My favorite tapa to order any time I go to a tapas restaurant is Patatas Bravas. Everyone at the table always loves them, making them a good choice especially with picky eaters. How can you really go wrong with fried potatoes with dips? My favorite patatas braves were at a small restaurant in Salamanca near Plaza Mayor. They came with two sauces. Often, they only come with one sauce, but I like the two distinct flavors. Sometimes the red sauce is like a homemade ketchup, sometimes it is actual ketchup, but my favorites have a paprika sauce called Pimenton sauce. The white sauce is aioli. Some places just put out some regular mayonnaise, while others go with homemade aioli. I like the homemade aioli best.

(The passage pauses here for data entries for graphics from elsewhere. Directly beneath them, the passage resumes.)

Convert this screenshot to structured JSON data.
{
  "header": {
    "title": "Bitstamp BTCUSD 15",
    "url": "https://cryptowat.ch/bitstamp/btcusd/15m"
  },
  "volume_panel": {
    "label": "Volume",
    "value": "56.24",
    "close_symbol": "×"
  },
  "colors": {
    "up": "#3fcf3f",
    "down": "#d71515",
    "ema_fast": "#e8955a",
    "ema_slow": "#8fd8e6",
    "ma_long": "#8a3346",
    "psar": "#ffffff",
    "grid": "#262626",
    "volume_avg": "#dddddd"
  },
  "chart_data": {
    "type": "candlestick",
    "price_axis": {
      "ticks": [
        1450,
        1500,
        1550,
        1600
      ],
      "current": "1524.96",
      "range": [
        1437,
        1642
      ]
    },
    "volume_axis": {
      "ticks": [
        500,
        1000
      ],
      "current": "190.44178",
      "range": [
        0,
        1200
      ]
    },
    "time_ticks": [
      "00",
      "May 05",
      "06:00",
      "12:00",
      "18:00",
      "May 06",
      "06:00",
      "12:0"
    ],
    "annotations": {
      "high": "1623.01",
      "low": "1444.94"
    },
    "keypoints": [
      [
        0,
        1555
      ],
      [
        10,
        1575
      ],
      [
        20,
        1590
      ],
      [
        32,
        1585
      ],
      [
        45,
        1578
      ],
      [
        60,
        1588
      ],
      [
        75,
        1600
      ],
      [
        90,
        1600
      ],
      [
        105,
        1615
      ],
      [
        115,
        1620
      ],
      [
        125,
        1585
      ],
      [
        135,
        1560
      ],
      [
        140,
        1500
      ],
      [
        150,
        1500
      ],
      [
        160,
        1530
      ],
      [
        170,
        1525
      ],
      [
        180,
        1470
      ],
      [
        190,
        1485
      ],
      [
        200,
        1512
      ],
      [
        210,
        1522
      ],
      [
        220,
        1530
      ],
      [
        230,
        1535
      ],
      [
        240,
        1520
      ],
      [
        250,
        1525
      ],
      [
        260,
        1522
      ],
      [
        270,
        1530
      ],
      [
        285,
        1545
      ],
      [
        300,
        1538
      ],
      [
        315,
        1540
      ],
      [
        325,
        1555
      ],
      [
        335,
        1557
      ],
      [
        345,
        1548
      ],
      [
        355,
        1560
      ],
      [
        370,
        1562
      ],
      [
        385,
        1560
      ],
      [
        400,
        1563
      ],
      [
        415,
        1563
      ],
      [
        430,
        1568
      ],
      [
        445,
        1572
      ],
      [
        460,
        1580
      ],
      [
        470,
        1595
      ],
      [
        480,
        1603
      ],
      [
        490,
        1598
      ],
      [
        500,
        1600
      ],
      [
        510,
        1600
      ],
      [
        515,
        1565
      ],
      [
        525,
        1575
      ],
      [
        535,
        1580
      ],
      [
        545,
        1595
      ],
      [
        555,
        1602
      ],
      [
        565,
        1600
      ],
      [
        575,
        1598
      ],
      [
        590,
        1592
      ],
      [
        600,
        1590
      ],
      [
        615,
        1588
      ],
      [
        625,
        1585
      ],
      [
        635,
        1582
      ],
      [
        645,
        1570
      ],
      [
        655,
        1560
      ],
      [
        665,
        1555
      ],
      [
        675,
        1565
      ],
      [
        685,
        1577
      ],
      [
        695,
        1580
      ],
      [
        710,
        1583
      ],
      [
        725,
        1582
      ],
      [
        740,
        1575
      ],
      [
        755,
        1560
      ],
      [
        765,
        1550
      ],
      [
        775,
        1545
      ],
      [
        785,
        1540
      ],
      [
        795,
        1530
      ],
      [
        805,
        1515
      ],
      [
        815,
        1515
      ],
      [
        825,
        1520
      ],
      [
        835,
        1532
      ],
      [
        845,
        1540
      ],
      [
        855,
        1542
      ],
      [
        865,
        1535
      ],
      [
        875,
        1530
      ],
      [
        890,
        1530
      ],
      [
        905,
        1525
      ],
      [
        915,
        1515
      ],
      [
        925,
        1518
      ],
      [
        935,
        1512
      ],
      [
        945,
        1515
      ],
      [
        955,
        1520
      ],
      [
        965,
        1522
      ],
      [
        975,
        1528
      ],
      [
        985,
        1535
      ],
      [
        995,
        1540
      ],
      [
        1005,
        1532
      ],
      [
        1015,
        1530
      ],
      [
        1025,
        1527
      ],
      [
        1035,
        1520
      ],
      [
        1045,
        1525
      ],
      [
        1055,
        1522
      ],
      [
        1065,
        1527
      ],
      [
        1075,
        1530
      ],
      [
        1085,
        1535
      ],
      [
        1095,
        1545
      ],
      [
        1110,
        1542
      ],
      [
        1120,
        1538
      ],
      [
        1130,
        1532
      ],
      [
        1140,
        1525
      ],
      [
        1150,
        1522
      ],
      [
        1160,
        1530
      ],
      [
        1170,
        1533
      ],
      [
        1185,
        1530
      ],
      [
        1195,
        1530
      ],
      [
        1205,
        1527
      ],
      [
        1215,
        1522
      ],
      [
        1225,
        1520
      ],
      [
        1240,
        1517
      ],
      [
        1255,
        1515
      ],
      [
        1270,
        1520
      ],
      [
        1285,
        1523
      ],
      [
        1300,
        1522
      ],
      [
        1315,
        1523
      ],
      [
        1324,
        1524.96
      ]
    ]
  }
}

My version of patatas braves is exactly what I love in the dish. The crispy fried potatoes are double fried. The first fry is meant to cook them the whole way through at a lower temperature. The second fry is a higher temperature to add color and crispiness. Immediately after removing the potatoes from the second fry, salt them.
I like to serve all the potatoes and both dips on a big plate so everyone can share. I like to combine the dips together. This is a fun, easy, delicious appetizer for any get together.
Prep Time: 1 hour
Cook Time: 15-20 minutes
Ingredients (6-8 servings)
- 2 egg yolks at room temperature
- 1/2 teaspoon salt
- juice 1 lemon
- 6 cloves roasted garlic
- 2/3 cup extra virgin olive oil
- 1 1/3 cup light tasting oil
- 1 tablespoon olive oil
- 1/2 onion, diced
- 2 cloves garlic, minced
- 1 tablespoon smoked paprika
- 1 tablespoon sweet paprika
- 1 tablespoon half-sharp paprika
- 1 tablespoon flour
- 1 bay leaf
- 1 cup water
- salt to taste
- Ice Water
- 6-8 potatoes
- Oil for frying
In a food processor, add the egg yolk, salt, lemon juice, and garlic.
Turn on low and slowly drizzle in oil in a steady stream until it is all incorporated. It should be thick.
Remove from the food processor and store in a container with a lid.
Serve with hot potatoes.
In a small pan, heat the olive oil and cook the onions until translucent. Add the garlic and cook an additional minute. Add the paprikas and flour. Cook 1-2 minutes to cook out the raw taste of the flour. Add the water and the bay leaf. Simmer about 10 minutes until thick. Salt to taste. Allow to cool.
When cool, blend in the blender until smooth.
Serve with hot potatoes.
Cut the potatoes into small chunks. Soak in ice water for 30-60 minutes to remove some of the starch.
In a heavy, high wall pan, add 2-3 inches of oil. Heat oil to 325. Add potatoes in small batches. Cook until tender. Remove from the oil and drain on a paper towel lined plate.
When all potatoes have been cooked once, heat the oil to 375. In small batches, cook the potatoes until they are brown and crispy. Remove from the oil and drain on a paper towel lined plate. Salt to taste.
Serve hot with pimenton sauce and aioli.